An album of skits poking fun at the Kennedy family and presidential administration, while not mentioning any of them by name. Features voice actors Vaughn Meader, Naomi Brossart, Norma Macmillan, Bob Booker, Jim Lehner, Bob McFadden, Bradley Bolke, Mark Hunter, Chuck McCann, Sara Dolley, Zama Cunningham, plus George Foster and Earle Doud.
Recorded in mono and stereo (CLP 25060) at the Fine Recording Studios, New York City on October 22, 1962.
Among the main companies to press this album were Columbia and RCA Custom, with their respective matrix numbers:
- A side: XTV 86619 (Columbia), NO9P-3072 (RCA)
- B side: XTV 86620 (Columbia), NO9P-3073 (RCA)
Yes, there are copies in REAL stereo.
I grew up with one, and I have at least one in my present collection.
Not sure what pressing, though, and I can't easily check.
I believe the one I grew up with had timings listed.
On the stereo version the tinkling of glassware in the room is quite directional,
so even without looking at the label or the jacket you would know for certain.
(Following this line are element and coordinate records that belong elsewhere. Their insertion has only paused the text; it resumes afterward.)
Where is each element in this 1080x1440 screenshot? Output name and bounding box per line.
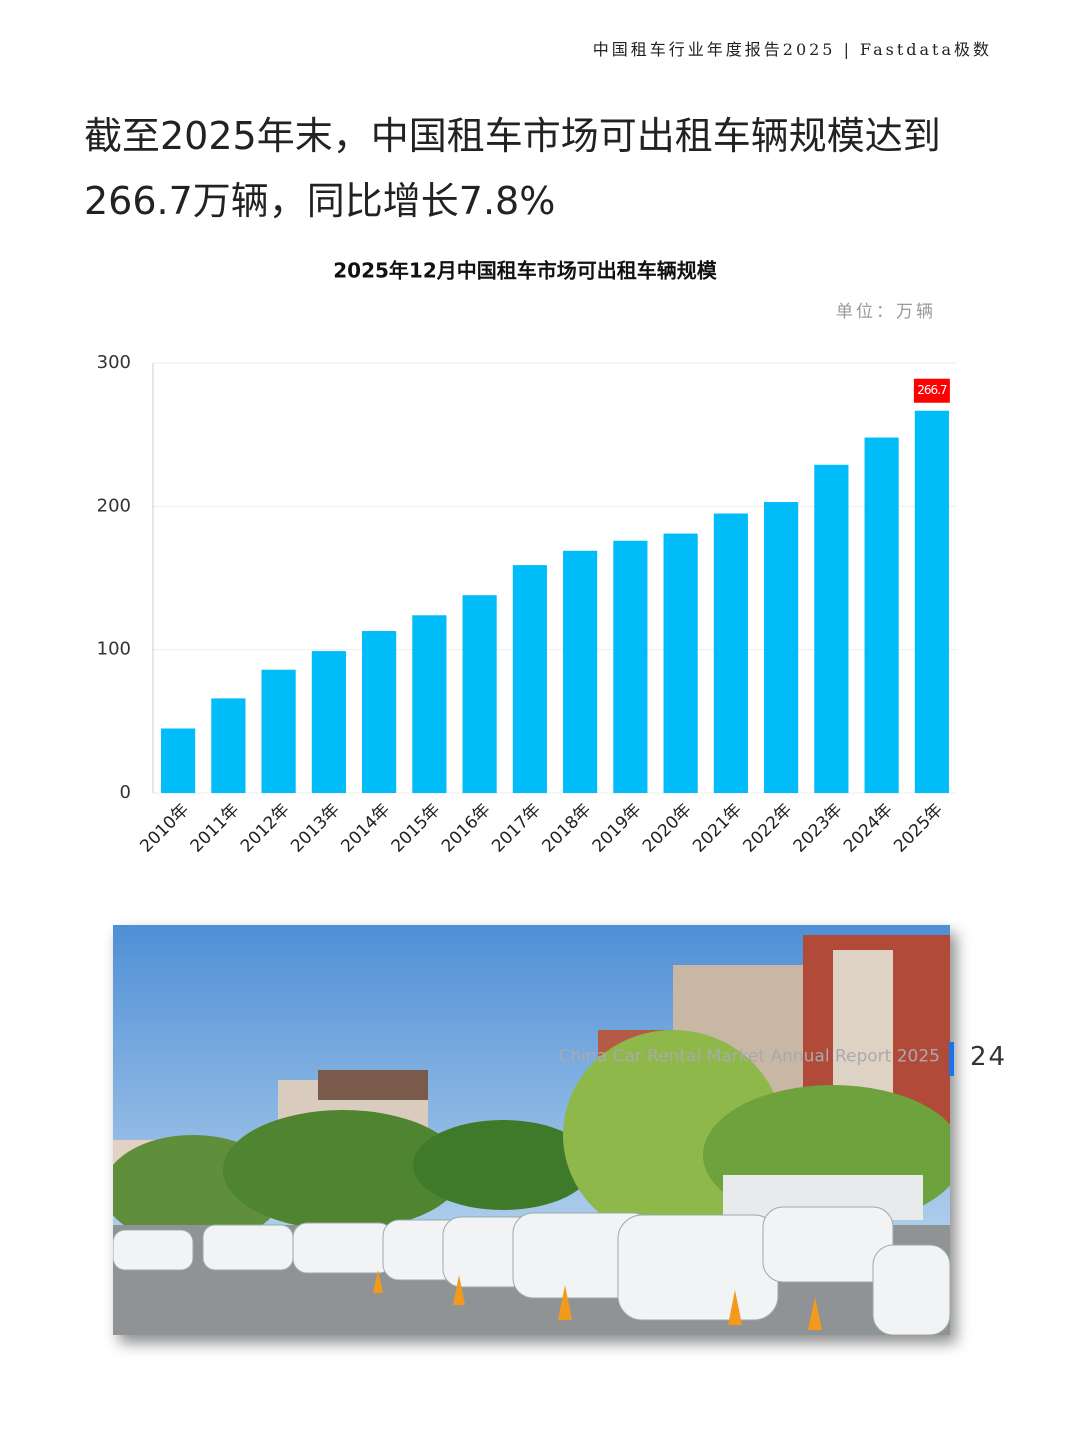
bar	[563, 550, 598, 793]
bar	[613, 540, 648, 793]
header-title: 中国租车行业年度报告2025 | Fastdata极数	[592, 40, 992, 59]
x-tick-label: 2021年	[689, 800, 746, 857]
unit-label: 单位：万辆	[836, 302, 936, 322]
x-tick-label: 2014年	[337, 800, 394, 857]
bar	[713, 513, 748, 793]
chart: 2025年12月中国租车市场可出租车辆规模 单位：万辆 0 100 200 300 20…	[97, 259, 957, 857]
bar	[412, 615, 447, 793]
x-tick-label: 2015年	[388, 800, 445, 857]
headline-line: 截至2025年末，中国租车市场可出租车辆规模达到	[84, 114, 941, 158]
page-number: 24	[970, 1042, 1008, 1072]
bar	[311, 651, 346, 793]
x-tick-label: 2020年	[639, 800, 696, 857]
bar	[663, 533, 698, 793]
x-tick-label: 2011年	[187, 800, 244, 857]
footer-divider	[949, 1042, 954, 1076]
x-tick-label: 2017年	[488, 800, 545, 857]
parking-lot-photo	[113, 925, 950, 1335]
footer: China Car Rental Market Annual Report 20…	[559, 1046, 941, 1067]
bar	[764, 502, 799, 793]
chart-title: 2025年12月中国租车市场可出租车辆规模	[333, 259, 717, 283]
bar	[914, 410, 949, 793]
bar	[211, 698, 246, 793]
x-tick-label: 2010年	[136, 800, 193, 857]
bar	[512, 565, 547, 793]
x-tick-label: 2025年	[890, 800, 947, 857]
y-tick-label: 200	[97, 495, 131, 516]
report-name: China Car Rental Market Annual Report 20…	[558, 1046, 941, 1067]
value-label-bg	[913, 378, 950, 403]
y-tick-label: 100	[97, 639, 131, 660]
x-tick-label: 2019年	[589, 800, 646, 857]
headline-line: 266.7万辆，同比增长7.8%	[84, 179, 556, 223]
x-tick-label: 2016年	[438, 800, 495, 857]
x-tick-label: 2022年	[739, 800, 796, 857]
y-tick-label: 0	[120, 782, 131, 803]
bar	[462, 595, 497, 793]
value-label: 266.7	[917, 383, 947, 397]
y-tick-label: 300	[97, 352, 131, 373]
x-tick-label: 2024年	[840, 800, 897, 857]
x-tick-label: 2013年	[287, 800, 344, 857]
bar	[161, 728, 196, 793]
bar	[864, 437, 899, 793]
bar	[261, 669, 296, 793]
bar	[362, 631, 397, 793]
x-tick-label: 2023年	[790, 800, 847, 857]
bar	[814, 464, 849, 793]
x-tick-label: 2012年	[237, 800, 294, 857]
x-tick-label: 2018年	[538, 800, 595, 857]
There was also another variant, Bert-Co typeset like {Images #1230325 & 1230326}, only with RCA's NO9P numbers rather than Columbia's XTV's on the label - and pressed by RCA Hollywood, with a deep groove same as Rockaway's {Images #517904 & 517905} and Indianapolis' {Images #776148 & 776167}.
Even more label variant scans added. My Mono copy has ACT I/ACT II printed ABOVE the center hole. And by my count, every thrift store in America with a record section has at least ONE copy of this album (plus at least one album by Ray Conniff, Johnny Mathis, Andy Williams and Herb Alpert and the Tijuana Brass)!!
Well, yeah, they DID mention them by name, Jack, Jackie, Caroline, Little John (or was it Baby John?), and I'm pretty sure one of the people in the press conference track mentioned the name, Mr. or Pres. Kennedy.
Hand-etched 'H's' do indeed indicate a Columbia pressing from Hollywood; that, plus the XTV numbers and newer style pressing ring. (Pitman pressings used Bridgeport's label fonts as on {Images #517423 & 517424}.)
Added a fifth label variant for this release. This has the Columbia matrix numbers listed in the notes section (perhaps a Hollywood pressing as there is hand etched H in deadwax). The front cover of this album came in both a glossy finish or a matte finish.
The ratio of stereo FIRST FAMILY's to mono must have been worse than 80/20, given the handful I've seen relative to the zillions of mono copies you can still find everywhere there are used records. As for the 'stereo' edition, I have a copy, and while it can't really be deemed 'rechanneled' in the normal way we associate that word to Lp sonics, it's not true stereo, either. Sound effects are sometimes panned left-to-right-and-back-again, and voices do move around on occasion, but it seems manipulated and contrived, rather than even an ambient, 'in the studio' sound from a few microphones. One can guess that the unexpected phenomenon that was the album's success may have forced Cadence into asking for a stereo edition; or, having one planned but not expecting much in sales, pressed it in very limited numbers.
Very few copies would have been pressed in stereo (in those days, it was a ratio of 80% mono to 20% stereo in terms of LP pressings), and whatever stereo copies on the market would likely have been destroyed upon the JFK assassination. So stereo copies may have existed at the time, before 22 Nov 1963. I did, however, come across at least one stereo pressing in my travels. Never got it, though, as it wasn't a Columbia pressing.
Album jacket says in stereo as CLP 25060. However Tim Neely in American Records 1950 to 1975 doesn't list a stereo version. All copies listed on e-bay seem to be mono. Discogs has one listing for a stereo copy, but the picture is impossible to read. Wonder if this was really issued in stereo?